Tornando agli esplosivi e ribelli Settanta, tra il grottesco spiritico di Thomas… gli indemoniati e quello goliardico di La mazurka del barone, della santa e del fico fiorone, la satira politica di Bordella e l’ironia macabra di Tutti defunti… tranne i morti, le sceneggiature di Salò e Dracula in Brianza, si stagliano due film destinati a diventare pietre miliari nel suo percorso. Una è La casa dalle finestre che ridono, horror assurto al culto per un repertorio di sorprendenti intuizioni e il contesto inedito in cui si sviluppa la vicenda, capostipite di un filone che ritorna nell’imminente Il signor Diavolo. L’altra è Le strelle nel fosso, favola arcadica in cui c’è un passaggio che tiene e spiega tutto il cinema di Avati: «ogni sera, il vecchio, prima di mandarli a letto, aveva una storia da raccontare, che era poi sempre la stessa, ma serviva a spaventarli: e avere paura del buio, della notte, di qualcuno che poteva venire, voleva dire non sentirsi soli».

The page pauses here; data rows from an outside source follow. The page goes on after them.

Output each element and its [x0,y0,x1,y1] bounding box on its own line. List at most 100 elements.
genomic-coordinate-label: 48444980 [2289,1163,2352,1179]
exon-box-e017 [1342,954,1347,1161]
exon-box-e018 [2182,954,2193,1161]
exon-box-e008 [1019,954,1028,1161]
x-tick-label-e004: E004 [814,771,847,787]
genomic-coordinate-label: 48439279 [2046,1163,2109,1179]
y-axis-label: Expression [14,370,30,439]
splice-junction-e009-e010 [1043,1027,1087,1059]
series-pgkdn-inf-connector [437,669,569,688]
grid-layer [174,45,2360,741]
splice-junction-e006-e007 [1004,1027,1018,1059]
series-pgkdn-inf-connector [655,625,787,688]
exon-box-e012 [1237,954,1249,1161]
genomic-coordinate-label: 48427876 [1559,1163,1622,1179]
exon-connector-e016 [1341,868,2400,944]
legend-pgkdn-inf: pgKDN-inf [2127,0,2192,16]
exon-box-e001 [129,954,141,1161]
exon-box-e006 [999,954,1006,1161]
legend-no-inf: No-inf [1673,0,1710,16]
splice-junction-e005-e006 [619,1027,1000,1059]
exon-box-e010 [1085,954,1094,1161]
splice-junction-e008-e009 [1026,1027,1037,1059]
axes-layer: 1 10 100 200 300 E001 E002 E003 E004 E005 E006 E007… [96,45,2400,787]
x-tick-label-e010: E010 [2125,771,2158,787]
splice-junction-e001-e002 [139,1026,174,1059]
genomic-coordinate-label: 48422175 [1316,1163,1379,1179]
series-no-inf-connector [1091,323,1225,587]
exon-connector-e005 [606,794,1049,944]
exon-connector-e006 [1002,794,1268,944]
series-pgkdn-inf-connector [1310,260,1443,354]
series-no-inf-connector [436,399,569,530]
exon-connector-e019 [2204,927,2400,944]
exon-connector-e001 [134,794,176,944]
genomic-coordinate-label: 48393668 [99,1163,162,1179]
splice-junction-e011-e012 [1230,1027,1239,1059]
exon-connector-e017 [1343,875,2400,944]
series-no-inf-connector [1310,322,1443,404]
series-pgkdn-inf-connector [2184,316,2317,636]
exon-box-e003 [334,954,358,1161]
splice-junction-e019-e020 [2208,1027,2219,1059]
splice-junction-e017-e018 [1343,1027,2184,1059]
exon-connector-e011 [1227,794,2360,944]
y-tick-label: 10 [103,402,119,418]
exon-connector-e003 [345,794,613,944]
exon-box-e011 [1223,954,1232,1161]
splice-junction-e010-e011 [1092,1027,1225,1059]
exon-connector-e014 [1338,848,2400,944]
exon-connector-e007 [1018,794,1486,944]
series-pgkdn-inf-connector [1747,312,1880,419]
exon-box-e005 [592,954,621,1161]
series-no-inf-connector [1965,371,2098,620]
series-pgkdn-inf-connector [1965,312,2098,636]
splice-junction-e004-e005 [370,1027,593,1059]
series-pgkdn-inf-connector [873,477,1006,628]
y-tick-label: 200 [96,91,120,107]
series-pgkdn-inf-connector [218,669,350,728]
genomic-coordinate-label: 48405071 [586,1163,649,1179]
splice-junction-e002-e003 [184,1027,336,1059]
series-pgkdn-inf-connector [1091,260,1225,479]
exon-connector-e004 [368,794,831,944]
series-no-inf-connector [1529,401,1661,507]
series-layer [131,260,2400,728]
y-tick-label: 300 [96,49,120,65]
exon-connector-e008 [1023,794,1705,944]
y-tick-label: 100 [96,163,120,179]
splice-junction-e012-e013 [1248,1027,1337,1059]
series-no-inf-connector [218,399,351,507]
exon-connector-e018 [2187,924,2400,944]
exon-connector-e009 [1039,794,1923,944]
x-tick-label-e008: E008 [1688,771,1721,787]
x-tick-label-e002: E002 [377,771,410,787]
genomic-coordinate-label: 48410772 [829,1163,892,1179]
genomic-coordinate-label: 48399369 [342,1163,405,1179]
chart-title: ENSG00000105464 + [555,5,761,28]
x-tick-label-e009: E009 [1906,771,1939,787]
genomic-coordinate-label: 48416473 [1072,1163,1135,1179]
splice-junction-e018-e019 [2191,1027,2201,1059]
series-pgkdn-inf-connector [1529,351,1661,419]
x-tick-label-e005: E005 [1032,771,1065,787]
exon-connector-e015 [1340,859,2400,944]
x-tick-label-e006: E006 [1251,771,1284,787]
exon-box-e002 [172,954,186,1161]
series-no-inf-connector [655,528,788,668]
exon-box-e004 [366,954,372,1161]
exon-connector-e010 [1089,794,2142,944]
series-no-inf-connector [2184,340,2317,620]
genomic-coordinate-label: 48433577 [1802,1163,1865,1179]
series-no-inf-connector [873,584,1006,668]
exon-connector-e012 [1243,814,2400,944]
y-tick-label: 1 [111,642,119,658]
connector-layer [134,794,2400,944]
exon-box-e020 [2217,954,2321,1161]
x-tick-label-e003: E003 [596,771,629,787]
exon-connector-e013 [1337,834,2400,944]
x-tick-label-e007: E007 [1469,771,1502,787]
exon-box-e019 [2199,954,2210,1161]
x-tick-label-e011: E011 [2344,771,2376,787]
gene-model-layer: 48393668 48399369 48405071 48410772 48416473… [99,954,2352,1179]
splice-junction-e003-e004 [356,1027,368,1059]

Tracce di questo film-palinsesto si scoprono nell’humus di tutte le sue storie emiliane, tra le vie degli angeli e il bar Margherita, nonché nella modulazione musicale dei dialoghi, nell’idea del narratore-complice, nel catalogo dei feticci (il sodale Gianni Cavina, le valorizzazioni di Carlo Delle Piane e Lino Capolicchio: giusto i primi di una galleria affollatissima, dal rigenerato Diego Abatantuono allo stralunato Nik Novecento), nella moralità di uno sguardo affettuoso ma non per questo compiaciuto. Da questo universo deriva Magnificat, che conferma quanto le fughe nel passato remoto gli servano sia per sparigliare le carte di chi ne rimarca la presunta autoreferenzialità sia per rievocare il sacro perduto e interpretare la contemporaneità. Ad Avati quest’ultima fa orrore, tant’è che i film del terzo millennio, da La rivincita di Natale a Il figlio più piccolo, sono ancora una volta apologhi cupi e avvilenti, con la precoce perdita della memoria del cruciale Una sconfinata giovinezza a testimoniare la fiducia solo nei ricordi più ancestrali.